En référence à l’épidémie du sida qui a décimé la communauté gaie dès les débuts des années 1980, André Patry explique : «À 25 ans, je me souviens avoir fréquenté des salons funéraires, alors que ma mère, aujourd’hui âgée de 90 ans, en fait de même. Une photo d’un groupe de jeunes hommes gais avec lesquels j’ai voyagé me rappelle que je suis le seul survivant. Cette histoire n’est pas seulement la mienne, mais celle de nombreuses personnes de ma génération, qui aujourd’hui rejoignent nos associations de personnes retraitées et âgées».
«Lorsque j’ai expliqué ceci devant les membres de la APRFAE, ils ont été choqués et estomaqués, ils ne savaient pas ce qui s’était passé à l’époque dans notre communauté et que beaucoup d’hommes gais avaient disparus en raison du sida. Il faut le dire, l’expliquer. C’est un devoir pour moi de raconter ça et d’expliquer les combats que nous avons menés, comme l’union civile, par exemple. […]»
Des activités en lien avec Fierté Montréal sont prévues pour cet été. Avec un certain budget, le Comité des alliées et alliés pour la diversité sexuelle et de genre LGBTQ2 va soutenir des organisations communautaires venant en aide aux gens de la communauté : comme la Maison Plein Cœur par exemple et son programme de distribution alimentaire aux personnes vivant avec le VIH/sida et à faible revenu. Ce comité s’engage activement dans l’information, l’éducation et la sensibilisation sur la communauté LGBTQ2+. «Nous collaborons avec des organisations telles que la Fondation Émergence, qui offre une formation sur le vieillissement LGBTQ2+», de dire André Patry qui a enseigné auprès d’élèves sourds ou ayant un déficience intellectuelle et ce, durant 39 ans au total.
Comme on le constate, ce comité de retraités LGBTQ+ ne sera pas que pour organiser des BBQ, des sorties dans les musées ou des randonnées pédestres. Il y a quelques semaines, des représentants de APRFAE ont participé à une manifestation pour un cessez-le-feu à Gaza. «Nous restons très, très actifs et engagés», rajoute-t-il.
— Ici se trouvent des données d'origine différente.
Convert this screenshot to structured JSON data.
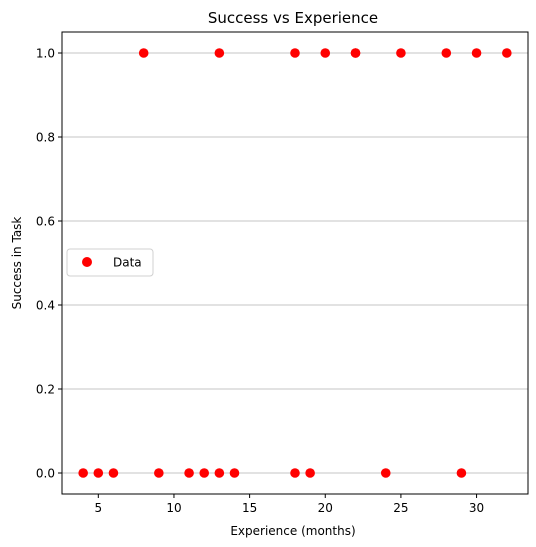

«Le Québec demeure l’un des endroits où la qualité de vie de cette communauté est parmi les meilleures au monde. Cependant, les préjugés persistent, et nous observons même une montée de la droite politique, ce qui est préoccupant. C’est pourquoi notre comité s’est fixé pour mission d’agir auprès de nos membres ainsi que des principaux acteurs de la société pour promouvoir la diversité sexuelle et de genre», avait dit André Patry lors de la soirée à la Maison de la culture Mercier. «Il faut rester vigilant c’est pourquoi, à 65 ans, je demeure un militant, je ne lâche pas, je suis encore un pionnier dans cette lutte-là», conclut-il.